Opinion

INEXTRICABLY BOUND

My identity as a progressive Zionist Jew shouldn’t be at stake

I have been trying for months to understand a perspective that has gained new prominence among a small but vocal group since Hamas’ brutal massacre in Israel on Oct. 7, 2023. 

According to this group, the centrality of Israel in Jewish life has become “a poison” corroding American Jews’ integrity. The argument is that the only moral path for American Jews is to sever our connection to Israel entirely. It is framed as a necessary and straightforward choice — a simple act of moral clarity.

Like many of the people espousing this approach, I am a progressive Jew. In fact, my political philosophies are largely inspired by the Jewish value of seeking out justice. In other words, I’m progressive because I’m a Jew. As a student and then as an attorney, I have spent years involved in civil rights advocacy and interfaith initiatives; I was even once placed on a “militant Islam watchlist” after hosting an event with my Muslim peers in college. I attended the same law school, moved in similar professional circles and loudly advocated for the same social justice issues as many of the folks arguing to disentangle Zionism from Judaism.

Nevertheless, I do not believe it is prudent — or even possible — to discard my connection to Israel as though it were an outdated trend or a chipped mug.

I certainly have Jewish friends who feel no attachment to the land of Israel or the concept of a Jewish state, but I am among the majority of American Jews whose identity is profoundly linked to it, even during its darkest and most painful chapters. The purportedly easy disentanglement some people are calling for cannot be squared with our own personal histories and lived experiences as Jews.

I am not Israeli; I didn’t visit Israel until I was 12 years old. But I grew up in suburban New Jersey singing Israeli songs, eating Israeli food, celebrating Israeli holidays and saying prayers for the state’s safety. My childhood was steeped in stories rooted in Israel, both ancient and modern: my grandmother kissing the ground after stepping off her first flight to Israel; my parents’ first conversation as American Hebrew University exchange students on a tour bus; my grandfather’s awe at finally standing in front of the Western Wall alongside other Holocaust survivors in 1983.

There are photographs of me as an awkward preteen with frizzy hair and long jean shorts, smiling with my sister at a falafel stand in Tel Aviv, at a painter’s studio in Tzfat and with long-lost cousins in Ramat Gan. For years, my mother, grandmother and I all wore the same necklace etched with the Jerusalem skyline. Even now, if I need music while cooking late at night, I put on Israeli pop. There are certain flowers whose names I only know in Hebrew from my time working as a florist in Jerusalem.

Some suggest that I should set all of this aside, box it up and store it in the attic or throw it in the Hudson River, and then proceed to reconstruct a Jewish identity wholly apart from Israel. After reading and listening to many versions of this approach, I am still at a loss at their “how.”

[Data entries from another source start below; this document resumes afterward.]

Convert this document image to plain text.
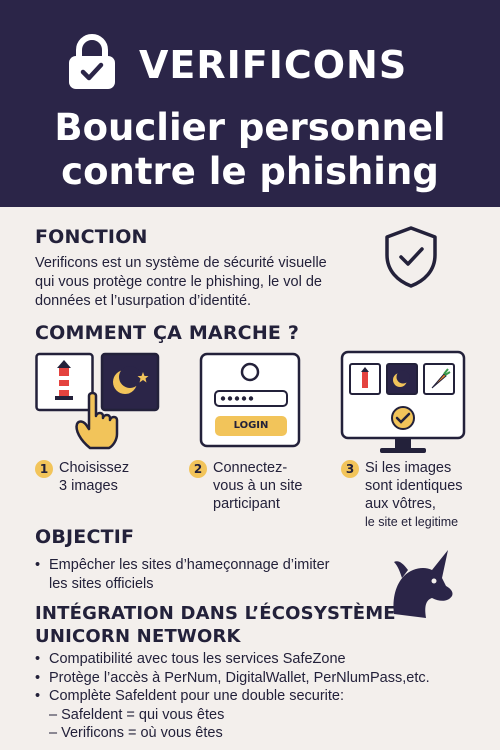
VERIFICONS
Bouclier personnel
contre le phishing
FONCTION
Verificons est un système de sécurité visuelle
qui vous protège contre le phishing, le vol de
données et l’usurpation d’identité.
COMMENT ÇA MARCHE ?
LOGIN
1 Choisissez
3 images
2 Connectez-
vous à un site
participant
3 Si les images
sont identiques
aux vôtres,
le site et legitime
OBJECTIF
• Empêcher les sites d’hameçonnage d’imiter
les sites officiels
INTÉGRATION DANS L’ÉCOSYSTÈME
UNICORN NETWORK
• Compatibilité avec tous les services SafeZone
• Protège l’accès à PerNum, DigitalWallet, PerNlumPass,etc.
• Complète Safeldent pour une double securite:
– Safeldent = qui vous êtes
– Verificons = où vous êtes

How am I supposed to extricate my deep-rooted connections to and belief in the existence of a Jewish state from all the other facets of my faith, my culture and my daily life?

When I host friends for Shabbat, should I stop serving the honey we bought on our last trip to Israel? When planning my daughter’s bat mitzvah during Hanukkah, should I instruct her not to mention the miracle of oil that occurred in the desecrated Temple in Jerusalem thousands of years ago? When I light Shabbat candles, must I omit a prayer for peace between Israelis and Palestinians? Should I no longer call my best friend in Israel to ask if her children have enough books to keep them busy in the bomb shelter? 

Should I remove the mezuzahs my kids’ chose for their bedroom doors at a street fair in Tel Aviv, with the prayer inside that starts: “Hear O’ Israel”?

Where do I face when I pray if not towards Jerusalem, as our people have been doing for millennia?

During Passover, when we pour out wine in memory of the Egyptians who perished during the plagues, should I refrain from connecting this ritual to the suffering of Palestinians and our shared humanity? Or perhaps I should abandon the Seder altogether, since it concludes with the words “Next Year in Jerusalem” and celebrates the newly freed Jewish people entering Israel 3,000 years ago?

 How? And, practicality aside, why?

Why should I abandon Israel instead of loving it and grappling with it in all of its complexities? Why can I not be grateful that a Jewish state exists after centuries of exile and oppression and still pray for the day when it reflects the truest expression of democracy and justice for all?

Why should we abandon the difficult work of holding these contradictions in tension, of teaching our children to love a place fiercely and to question it honestly?

I cannot see how severing my connection to Israel will do anything to ease the wounds of the Palestinian-Israeli conflict. Far from being an act of integrity, it feels like cowardice and abandonment.

For me, the best way — the only way — to nurture and honor my American Jewish identity is to do the hard work of supporting Israel and believing in a more peaceful and just future for all who live in that ancient land.

Jenna Harris is senior counsel and K-12 legal specialist for the StandWithUs Saidoff Legal Department.